Research is the heart of consistent, long-term investment success. Volumes have been written, studied, and studied countless times over on the various methods of investment research and strategy employed by investors.
At Grace Legacy Capital, we believe institutional investment research is best accomplished by those who specialize in that particular field. Institutional investors have defining risk characteristics and return targets, significantly differentiating them as an entity from that of individual investors.
As a result we have chosen to partner with Fiduciary Advisor Advocates (FAA) and Callan Associates, a dedicated institutional research and consulting firm, for our primary investment manager and market research tools. Callan Associates is an industry leader since 1973 in the field of institutional research, producing proprietary analysis and databases on asset classes, strategies, and managers across the globe. Partnering with Callan Associates and Fiduciary Advisor Advocates, we leverage expertise in investment manager research, economic and market analysis, institutional best practices, and custom performance reporting tools.
We believe the institutional consulting process is best seen through the scope of a continuum of fiduciary best practices. This approach differentiates our services from those of our peers, and demonstrates our value proposition distinctly and demonstrably.
To illustrate our point, consider this common scenario. Most consulting firms approach the engagement of a new client in three stages. Stage one involves a review of existing documents, investment policy statement, asset allocation, and potentially rewriting or replacing altogether some of these foundation documents. This stage of the consulting engagement is structural, during which time the fiduciary issues and concerns may be addressed with board or committee members.

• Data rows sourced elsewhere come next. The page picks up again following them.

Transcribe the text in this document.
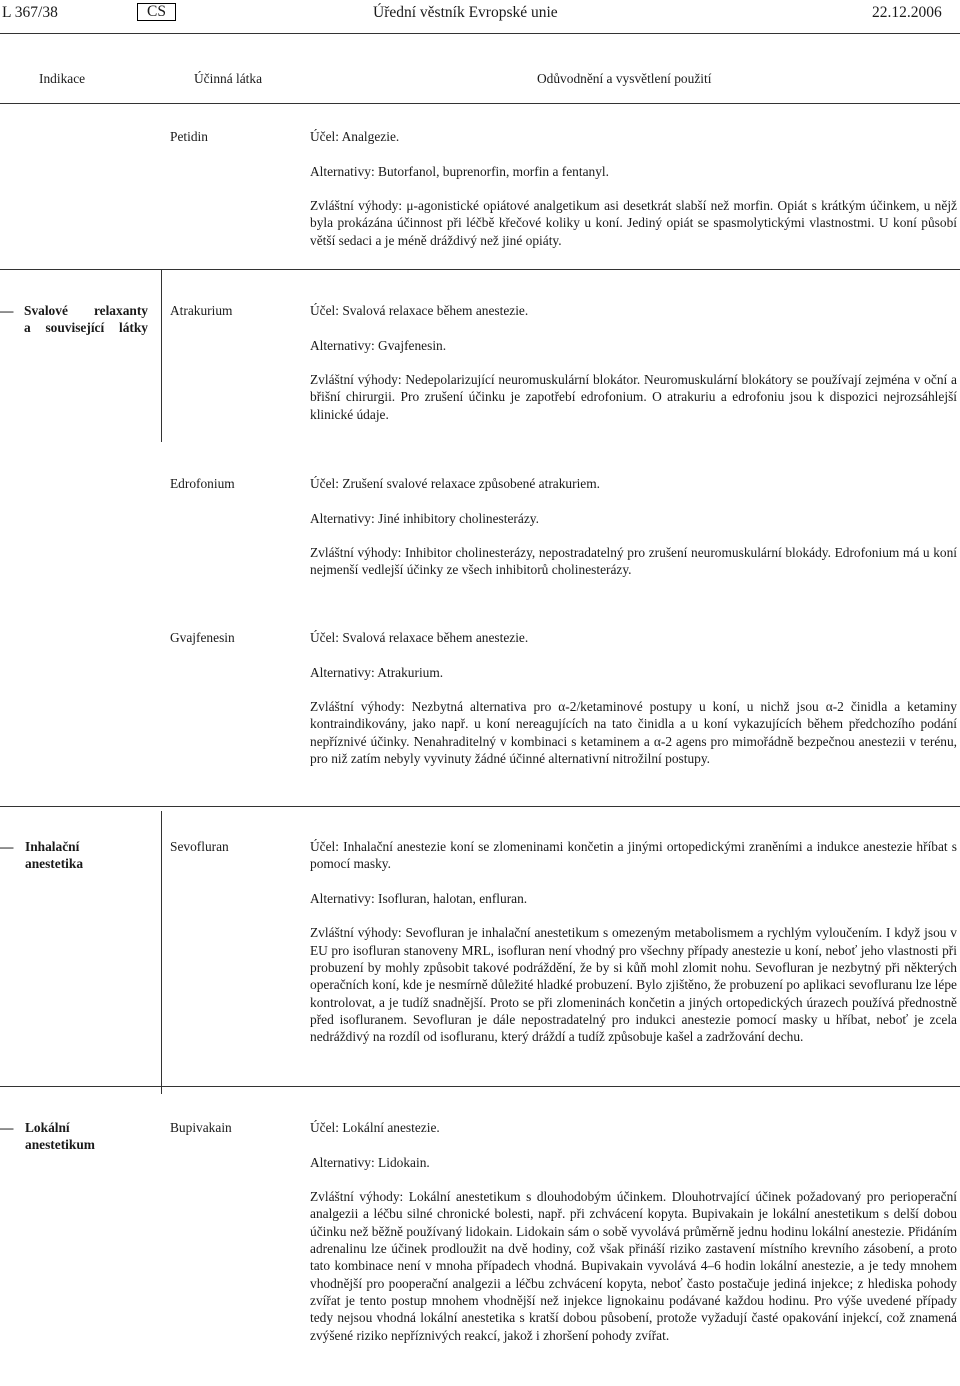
L 367/38	CS	Úřední věstník Evropské unie	22.12.2006
Indikace	Účinná látka	Odůvodnění a vysvětlení použití
Petidin	Účel: Analgezie.

Alternativy: Butorfanol, buprenorfin, morfin a fentanyl.

Zvláštní výhody: μ-agonistické opiátové analgetikum asi desetkrát slabší než morfin. Opiát s krátkým účinkem, u nějž byla prokázána účinnost při léčbě křečové koliky u koní. Jediný opiát se spasmolytickými vlastnostmi. U koní působí větší sedaci a je méně dráždivý než jiné opiáty.

— Svalové relaxanty
a související látky
Atrakurium	Účel: Svalová relaxace během anestezie.

Alternativy: Gvajfenesin.

Zvláštní výhody: Nedepolarizující neuromuskulární blokátor. Neuromuskulární blokátory se používají zejména v oční a břišní chirurgii. Pro zrušení účinku je zapotřebí edrofonium. O atrakuriu a edrofoniu jsou k dispozici nejrozsáhlejší klinické údaje.

Edrofonium	Účel: Zrušení svalové relaxace způsobené atrakuriem.

Alternativy: Jiné inhibitory cholinesterázy.

Zvláštní výhody: Inhibitor cholinesterázy, nepostradatelný pro zrušení neuromuskulární blokády. Edrofonium má u koní nejmenší vedlejší účinky ze všech inhibitorů cholinesterázy.

Gvajfenesin	Účel: Svalová relaxace během anestezie.

Alternativy: Atrakurium.

Zvláštní výhody: Nezbytná alternativa pro α-2/ketaminové postupy u koní, u nichž jsou α-2 činidla a ketaminy kontraindikovány, jako např. u koní nereagujících na tato činidla a u koní vykazujících během předchozího podání nepříznivé účinky. Nenahraditelný v kombinaci s ketaminem a α-2 agens pro mimořádně bezpečnou anestezii v terénu, pro niž zatím nebyly vyvinuty žádné účinné alternativní nitrožilní postupy.

— Inhalační
anestetika
Sevofluran	Účel: Inhalační anestezie koní se zlomeninami končetin a jinými ortopedickými zraněními a indukce anestezie hříbat s pomocí masky.

Alternativy: Isofluran, halotan, enfluran.

Zvláštní výhody: Sevofluran je inhalační anestetikum s omezeným metabolismem a rychlým vyloučením. I když jsou v EU pro isofluran stanoveny MRL, isofluran není vhodný pro všechny případy anestezie u koní, neboť jeho vlastnosti při probuzení by mohly způsobit takové podráždění, že by si kůň mohl zlomit nohu. Sevofluran je nezbytný při některých operačních koní, kde je nesmírně důležité hladké probuzení. Bylo zjištěno, že probuzení po aplikaci sevofluranu lze lépe kontrolovat, a je tudíž snadnější. Proto se při zlomeninách končetin a jiných ortopedických úrazech používá přednostně před isofluranem. Sevofluran je dále nepostradatelný pro indukci anestezie pomocí masky u hříbat, neboť je zcela nedráždivý na rozdíl od isofluranu, který dráždí a tudíž způsobuje kašel a zadržování dechu.

— Lokální
anestetikum
Bupivakain	Účel: Lokální anestezie.

Alternativy: Lidokain.

Zvláštní výhody: Lokální anestetikum s dlouhodobým účinkem. Dlouhotrvající účinek požadovaný pro perioperační analgezii a léčbu silné chronické bolesti, např. při zchvácení kopyta. Bupivakain je lokální anestetikum s delší dobou účinku než běžně používaný lidokain. Lidokain sám o sobě vyvolává průměrně jednu hodinu lokální anestezie. Přidáním adrenalinu lze účinek prodloužit na dvě hodiny, což však přináší riziko zastavení místního krevního zásobení, a proto tato kombinace není v mnoha případech vhodná. Bupivakain vyvolává 4–6 hodin lokální anestezie, a je tedy mnohem vhodnější pro pooperační analgezii a léčbu zchvácení kopyta, neboť často postačuje jediná injekce; z hlediska pohody zvířat je tento postup mnohem vhodnější než injekce lignokainu podávané každou hodinu. Pro výše uvedené případy tedy nejsou vhodná lokální anestetika s kratší dobou působení, protože vyžadují časté opakování injekcí, což znamená zvýšené riziko nepříznivých reakcí, jakož i zhoršení pohody zvířat.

Upon completion of the structural issues of the organization, stage two commences, whereby the consulting firm begins its work in the field of its genuine specialty – investments. Reviewing managers, selecting managers, hiring managers. In most cases, stage two is characterizes by many meetings – committees reviewing potential investment managers, evaluating candidates for hire and termination.
Stage three is the maintenance stage of the client relationship, whereby the consultant “reviews and rebalances” the investment manager lineup from time to time. This process involves more meetings, authorizations by the organization, performance reviews of the previous quarter. If an investment manager lags behind, the consultant may suggest replacing the manager with another one, at which time stage two begins – more activity and meetings to find a suitable replacement.
This three stage process has been widely adopted and followed by the institutional consulting community for decades. To a certain extent, we employ several of the key characteristics of the process ourselves.
We significantly cut down on the resources, time, energy, personal liability, and frustration that many middle market clients experience.
Yet we illustrate this scenario to point how we differentiate our consulting process, the continuum of fiduciary best practices. Clearly this approach to consulting adopts a static model toward best practices and fiduciary standards. Whereas the focus on fiduciary standards and practices ceases after stage one in our scenario, Grace Legacy Capital embraces and focus on fiduciary standards throughout the entire client engagement.
Where stages two and three expose clients and their staff and board (perhaps unknowingly) to significant fiduciary risk through the manager selection and termination process, the rebalance process, and the adherence to Investment Policy Statements, we work to protect our clients from risk to the extent possible by embracing the latest fiduciary implementation procedures and technologies. In so doing, we significantly cut down on the resources, time, energy, personal liability, and frustration that many middle market clients experience with the static consulting model.
We employ our fluid model of fiduciary consulting as a differentiating value to our clients. It is what separates us from our peers, but it also defines the support and expertise we bring our clients. We know that a $50 million client must operate with the same discipline and standards as a $1 billion client in the eye of regulators and the law. We can help you do that in ways very few consulting firms can.